Wir haben im Burgfeld einen etwa 200- bis 250-jährigen Eichenbestand, der mit Rotbuchen, Bergahornen und mächtigen Fichten gemischt wird. Einen Trend gibt es eigentlich nicht wirklich. Die Eiche stellt für viele Menschen den Inbegriff eines starken und kraftvollen Baumes dar. Es gibt aber auch Menschen, die Buchen auswählen, weil diese im Schatten der kräftigen Eichen wachsen und gedeihen.

Für den Ruheforst gelten ganz bestimmte Regeln. Sie verzichten zum Beispiel ganz bewusst auf Grabschmuck, um den Charakter eines natürlichen Waldes zu erhalten. Was passiert, wenn doch mal ein Blumenstrauß am Baum liegt?

Das Thema Grabschmuck ist ein sehr emotionales Thema und bringt daher auch seine Schwierigkeiten im RuheForst mit sich. Laut Friedhofssatzung ist es in der Tat nicht gestattet Blumen, Gestecke, Schmuck etc. an den Grabstätten niederzulegen. Ich halte es so, dass man bei einer Beisetzung einen Kranz oder einen Blumenstrauß niederlegen kann. Dies ist ein Entgegenkommen. Gerade in der deutschen Bestattungskultur sind Blumen und Grabschmuck sehr stark verankert – und es ist sehr schwer, den Menschen zu vermitteln, dass es Grabstätten gibt, an denen dies im Grunde nicht gestattet ist.
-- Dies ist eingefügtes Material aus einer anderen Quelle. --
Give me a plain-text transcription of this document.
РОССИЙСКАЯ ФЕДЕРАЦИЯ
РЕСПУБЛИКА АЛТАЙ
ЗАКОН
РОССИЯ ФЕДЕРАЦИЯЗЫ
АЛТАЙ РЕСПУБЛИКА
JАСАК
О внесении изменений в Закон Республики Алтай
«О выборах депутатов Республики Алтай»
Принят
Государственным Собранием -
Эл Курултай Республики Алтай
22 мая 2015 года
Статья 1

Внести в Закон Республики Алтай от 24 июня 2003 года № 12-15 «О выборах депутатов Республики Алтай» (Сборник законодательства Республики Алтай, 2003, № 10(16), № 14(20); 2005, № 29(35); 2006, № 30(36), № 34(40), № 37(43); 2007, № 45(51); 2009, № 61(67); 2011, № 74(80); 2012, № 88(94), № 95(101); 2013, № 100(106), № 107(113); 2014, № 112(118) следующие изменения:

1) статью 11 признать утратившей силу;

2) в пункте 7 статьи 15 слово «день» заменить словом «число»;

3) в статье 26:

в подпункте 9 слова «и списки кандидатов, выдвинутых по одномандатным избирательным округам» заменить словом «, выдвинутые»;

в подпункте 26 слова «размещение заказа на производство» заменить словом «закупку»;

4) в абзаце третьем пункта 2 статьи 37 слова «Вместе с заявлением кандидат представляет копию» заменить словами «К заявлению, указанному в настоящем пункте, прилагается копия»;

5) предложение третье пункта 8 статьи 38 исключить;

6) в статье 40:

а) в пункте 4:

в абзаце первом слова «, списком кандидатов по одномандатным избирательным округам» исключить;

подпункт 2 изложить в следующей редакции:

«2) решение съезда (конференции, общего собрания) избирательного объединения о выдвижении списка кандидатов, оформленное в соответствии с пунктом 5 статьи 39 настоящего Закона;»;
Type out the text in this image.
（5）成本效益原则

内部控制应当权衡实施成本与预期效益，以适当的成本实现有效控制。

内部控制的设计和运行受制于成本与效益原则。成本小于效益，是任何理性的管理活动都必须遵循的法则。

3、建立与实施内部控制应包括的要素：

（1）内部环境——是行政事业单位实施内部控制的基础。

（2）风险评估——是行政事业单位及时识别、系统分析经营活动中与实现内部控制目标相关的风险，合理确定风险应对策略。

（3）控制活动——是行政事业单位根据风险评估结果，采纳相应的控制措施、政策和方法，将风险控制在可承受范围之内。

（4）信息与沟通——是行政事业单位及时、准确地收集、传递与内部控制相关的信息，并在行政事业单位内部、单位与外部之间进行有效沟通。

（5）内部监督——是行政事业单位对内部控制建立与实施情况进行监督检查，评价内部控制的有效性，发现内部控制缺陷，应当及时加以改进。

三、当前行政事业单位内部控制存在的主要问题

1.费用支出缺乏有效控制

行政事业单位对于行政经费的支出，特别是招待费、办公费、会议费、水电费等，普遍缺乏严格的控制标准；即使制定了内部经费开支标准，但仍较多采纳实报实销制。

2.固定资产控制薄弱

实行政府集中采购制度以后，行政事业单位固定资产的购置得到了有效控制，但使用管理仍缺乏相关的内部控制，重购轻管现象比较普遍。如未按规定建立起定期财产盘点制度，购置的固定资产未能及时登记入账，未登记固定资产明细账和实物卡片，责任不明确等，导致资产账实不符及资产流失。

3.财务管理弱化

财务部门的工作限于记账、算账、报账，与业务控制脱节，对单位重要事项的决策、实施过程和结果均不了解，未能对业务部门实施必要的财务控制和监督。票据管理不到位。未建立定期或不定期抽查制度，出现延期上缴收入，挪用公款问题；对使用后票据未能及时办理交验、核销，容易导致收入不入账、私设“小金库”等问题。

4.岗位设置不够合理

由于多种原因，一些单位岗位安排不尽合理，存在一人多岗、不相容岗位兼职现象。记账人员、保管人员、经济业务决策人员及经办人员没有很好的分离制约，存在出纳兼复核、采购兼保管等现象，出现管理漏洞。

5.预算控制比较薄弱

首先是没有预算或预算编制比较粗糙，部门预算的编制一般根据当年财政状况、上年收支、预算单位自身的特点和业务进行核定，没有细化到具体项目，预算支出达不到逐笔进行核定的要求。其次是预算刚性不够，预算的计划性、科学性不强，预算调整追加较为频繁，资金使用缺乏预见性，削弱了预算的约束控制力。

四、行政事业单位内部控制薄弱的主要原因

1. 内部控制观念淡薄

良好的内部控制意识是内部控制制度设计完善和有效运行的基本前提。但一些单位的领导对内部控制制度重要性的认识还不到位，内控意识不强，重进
Aber man sieht immer wieder auch Blumensträuße...

Dieses Entgegenkommen, dass ich eben ansprach, nutzen natürlich sehr viele Menschen aus, um nach der Zeit, nachdem der Kranz einer Bestattung verbracht worden ist, neue Blumen im großen Stil niederzulegen oder gar zu pflanzen. So entsteht dann irgendwann eine große Ungerechtigkeit gegenüber denjenigen, die sich streng an diese Regeln halten. Von Zeit zu Zeit gehe ich dann über die Fläche und sammle den Grabschmuck ein. Dies fällt mir natürlich auch nicht leicht, weil ich weiß, dass das für viele Menschen eine große Bedeutung hat. Dennoch ist es meine Pflicht, um den Wald möglichst natürlich aussehen zu lassen.

Darf im Ruheforst gejagt werden?

Eigentlich dürfte dort gejagt werden. Der RuheForst unterliegt dem Landesforstgesetz NRW. Wir verzichten allerdings darauf, dort zu jagen, weil wir es für unangemessen halten und es nicht der Würde des Ortes dort entspricht.